Abstract

Somatostatin analogs are the first-line medical therapy for acromegaly, and the treatment of this disease has been simplified by the development of extended-release formulations of these analogs. Lanreotide is a somatostatin analog that is available either as the microparticle formulation, requiring 7- to 14-day dosing, or as the aqueous Autogel formulation, requiring 28-day dosing. This study investigated the pharmacokinetics and pharmacodynamics of lanreotide. Patients with acromegaly were given 5 injections of lanreotide microparticles, 30 mg, followed by 3 injections of lanreotide Autogel, at doses of 60, 90, or 120 mg every 28 days. The study was extended to a further 12 injections of lanreotide Autogel with dose titration. A total of 144 patients were recruited; 130 received 3 injections of lanreotide Autogel, and 130 completed the extension phase. Average minimum lanreotide concentrations ( C min) at steady state were 1.949 ± 0.619, 2.685 ± 0.783, and 3.575 ± 1.271 ng/mL for 60, 90, and 120 mg of lanreotide Autogel, respectively, showing a dose-proportional increase.

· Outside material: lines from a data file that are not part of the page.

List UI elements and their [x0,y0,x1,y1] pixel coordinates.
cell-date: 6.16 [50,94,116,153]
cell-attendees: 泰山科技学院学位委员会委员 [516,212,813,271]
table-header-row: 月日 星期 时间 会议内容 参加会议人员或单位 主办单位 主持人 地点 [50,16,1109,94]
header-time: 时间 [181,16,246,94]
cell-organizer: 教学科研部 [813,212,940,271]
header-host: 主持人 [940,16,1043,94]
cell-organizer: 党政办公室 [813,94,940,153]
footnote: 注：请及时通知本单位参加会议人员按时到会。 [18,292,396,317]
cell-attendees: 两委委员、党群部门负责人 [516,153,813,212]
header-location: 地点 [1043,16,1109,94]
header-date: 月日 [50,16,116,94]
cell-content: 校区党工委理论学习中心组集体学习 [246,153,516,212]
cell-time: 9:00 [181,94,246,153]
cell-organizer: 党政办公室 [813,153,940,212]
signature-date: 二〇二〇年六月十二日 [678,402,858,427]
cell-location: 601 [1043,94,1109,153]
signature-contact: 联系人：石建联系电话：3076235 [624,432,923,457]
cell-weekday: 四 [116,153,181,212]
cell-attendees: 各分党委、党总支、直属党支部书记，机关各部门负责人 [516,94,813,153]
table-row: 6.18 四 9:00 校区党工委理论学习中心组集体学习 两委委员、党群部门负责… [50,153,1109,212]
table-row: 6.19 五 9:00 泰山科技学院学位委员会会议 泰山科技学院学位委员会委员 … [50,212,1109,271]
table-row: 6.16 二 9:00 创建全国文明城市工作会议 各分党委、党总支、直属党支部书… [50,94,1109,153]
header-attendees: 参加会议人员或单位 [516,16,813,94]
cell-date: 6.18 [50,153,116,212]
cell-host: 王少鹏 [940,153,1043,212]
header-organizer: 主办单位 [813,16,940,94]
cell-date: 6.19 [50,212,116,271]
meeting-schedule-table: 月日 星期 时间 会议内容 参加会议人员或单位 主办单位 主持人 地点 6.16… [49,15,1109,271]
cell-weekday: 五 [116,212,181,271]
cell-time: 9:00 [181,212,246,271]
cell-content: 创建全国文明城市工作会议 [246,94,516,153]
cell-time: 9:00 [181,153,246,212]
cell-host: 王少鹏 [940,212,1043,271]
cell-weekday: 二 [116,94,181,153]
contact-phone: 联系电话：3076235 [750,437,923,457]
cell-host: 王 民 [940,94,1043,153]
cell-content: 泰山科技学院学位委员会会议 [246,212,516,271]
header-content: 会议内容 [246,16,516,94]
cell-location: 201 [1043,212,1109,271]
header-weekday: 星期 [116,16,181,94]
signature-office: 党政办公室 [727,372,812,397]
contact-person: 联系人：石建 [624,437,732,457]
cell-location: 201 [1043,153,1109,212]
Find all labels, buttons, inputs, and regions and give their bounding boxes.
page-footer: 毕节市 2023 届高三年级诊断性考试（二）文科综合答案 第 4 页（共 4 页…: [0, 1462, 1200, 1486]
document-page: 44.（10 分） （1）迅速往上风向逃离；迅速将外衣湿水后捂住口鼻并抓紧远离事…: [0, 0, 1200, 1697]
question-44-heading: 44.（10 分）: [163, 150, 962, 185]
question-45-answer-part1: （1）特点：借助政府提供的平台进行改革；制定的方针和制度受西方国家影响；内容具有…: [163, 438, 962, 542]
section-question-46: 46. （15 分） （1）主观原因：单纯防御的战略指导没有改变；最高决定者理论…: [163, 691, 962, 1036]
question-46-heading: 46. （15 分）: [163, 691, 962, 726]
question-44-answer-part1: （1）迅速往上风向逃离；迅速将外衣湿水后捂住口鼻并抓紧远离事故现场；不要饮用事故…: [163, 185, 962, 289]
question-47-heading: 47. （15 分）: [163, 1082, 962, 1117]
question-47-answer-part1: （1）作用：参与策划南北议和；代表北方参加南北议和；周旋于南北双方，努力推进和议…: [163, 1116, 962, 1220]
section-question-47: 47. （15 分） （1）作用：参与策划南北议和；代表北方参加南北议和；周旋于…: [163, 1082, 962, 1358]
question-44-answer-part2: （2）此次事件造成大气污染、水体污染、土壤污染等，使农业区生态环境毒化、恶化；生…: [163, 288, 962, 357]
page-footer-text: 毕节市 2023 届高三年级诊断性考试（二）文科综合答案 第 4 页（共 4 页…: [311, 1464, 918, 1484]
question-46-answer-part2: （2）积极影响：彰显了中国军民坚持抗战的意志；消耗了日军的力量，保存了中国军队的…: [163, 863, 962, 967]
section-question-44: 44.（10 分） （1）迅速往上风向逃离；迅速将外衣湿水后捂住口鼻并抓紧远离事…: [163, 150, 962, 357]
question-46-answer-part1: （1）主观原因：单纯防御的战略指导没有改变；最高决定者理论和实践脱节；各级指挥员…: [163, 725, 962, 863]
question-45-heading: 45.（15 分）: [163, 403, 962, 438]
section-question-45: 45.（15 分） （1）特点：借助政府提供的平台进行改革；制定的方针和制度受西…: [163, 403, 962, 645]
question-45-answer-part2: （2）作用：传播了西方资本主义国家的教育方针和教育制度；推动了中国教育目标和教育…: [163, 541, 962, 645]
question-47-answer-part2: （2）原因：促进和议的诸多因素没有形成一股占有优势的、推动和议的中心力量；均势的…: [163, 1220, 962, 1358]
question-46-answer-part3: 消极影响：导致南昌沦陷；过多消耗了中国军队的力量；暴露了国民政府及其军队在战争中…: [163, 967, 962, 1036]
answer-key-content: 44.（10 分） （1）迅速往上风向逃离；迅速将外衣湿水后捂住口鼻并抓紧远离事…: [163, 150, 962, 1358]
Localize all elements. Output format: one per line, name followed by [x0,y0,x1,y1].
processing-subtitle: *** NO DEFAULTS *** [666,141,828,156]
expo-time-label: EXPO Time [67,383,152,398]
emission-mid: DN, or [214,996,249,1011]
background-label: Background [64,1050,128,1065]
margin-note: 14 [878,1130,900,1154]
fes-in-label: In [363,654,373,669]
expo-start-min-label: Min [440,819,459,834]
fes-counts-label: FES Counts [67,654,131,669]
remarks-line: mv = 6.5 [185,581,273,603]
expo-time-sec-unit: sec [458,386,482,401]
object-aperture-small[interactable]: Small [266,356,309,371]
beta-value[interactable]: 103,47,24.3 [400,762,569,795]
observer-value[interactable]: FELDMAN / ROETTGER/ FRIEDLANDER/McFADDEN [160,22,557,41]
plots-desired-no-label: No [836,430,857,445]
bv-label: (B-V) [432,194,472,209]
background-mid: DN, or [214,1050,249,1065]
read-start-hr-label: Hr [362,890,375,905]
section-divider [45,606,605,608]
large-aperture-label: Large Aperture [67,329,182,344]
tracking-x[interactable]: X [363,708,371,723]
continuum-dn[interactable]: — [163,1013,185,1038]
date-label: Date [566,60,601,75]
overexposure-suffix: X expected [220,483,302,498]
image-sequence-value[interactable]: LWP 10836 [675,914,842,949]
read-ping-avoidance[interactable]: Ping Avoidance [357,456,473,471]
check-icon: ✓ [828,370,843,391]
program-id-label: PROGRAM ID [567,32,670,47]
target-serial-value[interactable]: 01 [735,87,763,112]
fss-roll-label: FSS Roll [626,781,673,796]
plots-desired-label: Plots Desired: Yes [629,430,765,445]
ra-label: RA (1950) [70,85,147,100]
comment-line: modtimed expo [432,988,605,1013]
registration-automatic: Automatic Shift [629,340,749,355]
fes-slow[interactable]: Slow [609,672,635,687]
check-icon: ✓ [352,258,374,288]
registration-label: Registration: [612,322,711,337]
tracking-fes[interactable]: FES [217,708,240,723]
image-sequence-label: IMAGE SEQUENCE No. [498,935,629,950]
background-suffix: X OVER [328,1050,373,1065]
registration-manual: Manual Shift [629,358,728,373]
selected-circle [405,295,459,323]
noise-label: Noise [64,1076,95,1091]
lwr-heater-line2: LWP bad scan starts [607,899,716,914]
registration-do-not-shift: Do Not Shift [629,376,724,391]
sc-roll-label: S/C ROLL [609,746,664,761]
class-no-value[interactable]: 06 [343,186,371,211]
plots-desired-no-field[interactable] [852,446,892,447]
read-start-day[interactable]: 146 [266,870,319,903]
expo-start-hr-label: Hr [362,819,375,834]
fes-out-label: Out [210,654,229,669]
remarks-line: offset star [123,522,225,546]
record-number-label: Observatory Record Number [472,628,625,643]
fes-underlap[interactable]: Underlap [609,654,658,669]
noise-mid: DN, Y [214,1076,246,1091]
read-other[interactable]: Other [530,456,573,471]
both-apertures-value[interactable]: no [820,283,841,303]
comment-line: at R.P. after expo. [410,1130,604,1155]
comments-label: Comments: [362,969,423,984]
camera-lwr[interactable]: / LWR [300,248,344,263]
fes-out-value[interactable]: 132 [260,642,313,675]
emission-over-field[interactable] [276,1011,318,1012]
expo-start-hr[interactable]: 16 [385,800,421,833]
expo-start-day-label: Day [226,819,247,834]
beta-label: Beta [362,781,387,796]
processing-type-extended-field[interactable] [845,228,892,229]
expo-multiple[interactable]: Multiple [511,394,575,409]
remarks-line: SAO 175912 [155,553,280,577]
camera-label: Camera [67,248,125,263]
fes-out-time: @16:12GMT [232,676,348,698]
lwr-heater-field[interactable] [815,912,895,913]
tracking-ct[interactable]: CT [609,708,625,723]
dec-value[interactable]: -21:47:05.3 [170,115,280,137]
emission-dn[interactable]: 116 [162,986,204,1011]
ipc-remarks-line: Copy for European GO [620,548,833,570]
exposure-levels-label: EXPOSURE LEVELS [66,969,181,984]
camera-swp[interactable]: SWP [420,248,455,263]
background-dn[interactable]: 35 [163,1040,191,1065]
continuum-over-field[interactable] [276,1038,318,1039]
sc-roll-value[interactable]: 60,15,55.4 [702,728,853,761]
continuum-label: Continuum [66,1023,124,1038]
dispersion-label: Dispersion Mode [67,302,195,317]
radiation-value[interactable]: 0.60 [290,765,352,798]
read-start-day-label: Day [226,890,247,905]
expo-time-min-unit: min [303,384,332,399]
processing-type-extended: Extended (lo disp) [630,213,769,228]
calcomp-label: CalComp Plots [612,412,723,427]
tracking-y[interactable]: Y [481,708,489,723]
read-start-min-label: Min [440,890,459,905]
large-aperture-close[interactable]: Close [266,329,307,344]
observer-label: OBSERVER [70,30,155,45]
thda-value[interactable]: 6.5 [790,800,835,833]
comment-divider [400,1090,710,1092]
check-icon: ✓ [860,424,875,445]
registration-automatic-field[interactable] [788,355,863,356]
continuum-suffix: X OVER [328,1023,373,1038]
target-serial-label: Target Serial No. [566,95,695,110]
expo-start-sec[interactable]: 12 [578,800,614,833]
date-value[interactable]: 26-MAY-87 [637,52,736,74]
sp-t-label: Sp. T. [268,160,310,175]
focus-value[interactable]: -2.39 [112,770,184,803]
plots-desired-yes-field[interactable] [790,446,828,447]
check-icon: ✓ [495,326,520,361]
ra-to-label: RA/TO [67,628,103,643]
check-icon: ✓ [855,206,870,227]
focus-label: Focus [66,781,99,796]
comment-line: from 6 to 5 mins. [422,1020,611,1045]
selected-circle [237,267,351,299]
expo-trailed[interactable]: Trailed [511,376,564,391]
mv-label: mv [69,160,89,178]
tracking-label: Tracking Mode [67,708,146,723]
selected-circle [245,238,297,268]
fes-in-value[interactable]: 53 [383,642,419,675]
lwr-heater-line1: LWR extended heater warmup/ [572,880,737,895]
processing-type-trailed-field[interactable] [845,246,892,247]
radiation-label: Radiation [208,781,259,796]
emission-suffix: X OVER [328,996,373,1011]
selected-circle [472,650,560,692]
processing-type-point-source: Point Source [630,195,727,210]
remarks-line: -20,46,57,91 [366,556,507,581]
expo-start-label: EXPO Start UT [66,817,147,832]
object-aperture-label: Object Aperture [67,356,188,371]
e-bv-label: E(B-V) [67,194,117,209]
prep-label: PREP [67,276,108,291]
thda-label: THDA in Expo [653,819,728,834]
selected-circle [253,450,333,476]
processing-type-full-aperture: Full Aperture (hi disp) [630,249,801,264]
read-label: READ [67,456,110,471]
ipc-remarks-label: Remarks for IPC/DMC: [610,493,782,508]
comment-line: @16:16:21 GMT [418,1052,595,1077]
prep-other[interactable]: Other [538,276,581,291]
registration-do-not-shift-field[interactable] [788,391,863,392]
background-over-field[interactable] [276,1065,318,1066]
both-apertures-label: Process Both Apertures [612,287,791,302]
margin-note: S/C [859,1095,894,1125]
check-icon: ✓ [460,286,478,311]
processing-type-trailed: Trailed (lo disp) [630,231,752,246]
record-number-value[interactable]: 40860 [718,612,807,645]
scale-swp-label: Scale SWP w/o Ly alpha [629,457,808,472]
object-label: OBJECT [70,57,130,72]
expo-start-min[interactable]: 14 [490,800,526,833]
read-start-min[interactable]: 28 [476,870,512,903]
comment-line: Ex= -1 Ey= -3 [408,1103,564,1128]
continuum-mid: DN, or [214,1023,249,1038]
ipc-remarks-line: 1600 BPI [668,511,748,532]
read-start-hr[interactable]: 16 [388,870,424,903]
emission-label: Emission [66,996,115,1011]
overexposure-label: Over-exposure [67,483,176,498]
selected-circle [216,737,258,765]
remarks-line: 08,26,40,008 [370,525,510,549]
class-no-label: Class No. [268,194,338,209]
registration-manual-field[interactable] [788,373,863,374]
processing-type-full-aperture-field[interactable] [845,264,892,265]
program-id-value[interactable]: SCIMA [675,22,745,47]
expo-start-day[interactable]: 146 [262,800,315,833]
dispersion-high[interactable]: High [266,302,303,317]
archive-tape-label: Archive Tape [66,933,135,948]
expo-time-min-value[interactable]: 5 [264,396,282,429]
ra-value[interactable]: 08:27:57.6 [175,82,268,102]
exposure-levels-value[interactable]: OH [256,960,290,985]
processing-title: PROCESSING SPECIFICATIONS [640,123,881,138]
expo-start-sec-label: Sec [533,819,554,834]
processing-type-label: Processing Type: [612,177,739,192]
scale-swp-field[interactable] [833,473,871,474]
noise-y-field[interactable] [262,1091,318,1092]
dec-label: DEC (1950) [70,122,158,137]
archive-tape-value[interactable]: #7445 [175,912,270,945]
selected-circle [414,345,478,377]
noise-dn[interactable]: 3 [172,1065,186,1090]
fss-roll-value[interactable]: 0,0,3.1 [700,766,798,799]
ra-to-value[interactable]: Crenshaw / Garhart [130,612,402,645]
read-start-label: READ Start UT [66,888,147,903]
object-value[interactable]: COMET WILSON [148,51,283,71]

Population pharmacodynamic analysis showed that the relationship between either formulation of lanreotide and serum growth hormone (GH) concentrations was best described using an inhibitory maximum response ( E max) model that allowed for the possibility of an incomplete inhibition of GH. Lanreotide elicited a maximum reduction in GH of 82%. Because patients were already being treated, baseline GH ( E 0) was estimated, and the value of 8.63 ng/mL was in agreement with the inclusion criteria of GH 10 ng/mL or less. The effectiveness of treatment was demonstrated by the median serum concentration of lanreotide, 1.13 ng/mL, required to lower GH to 2.5 ng/mL or less. The serum concentration that elicited half of the E max (EC 50) was estimated as 0.206 ng/mL, showing a high sensitivity to lanreotide, with a predictably high interpatient variability of 200.75% reflecting the range of dosing regimens needed to control GH.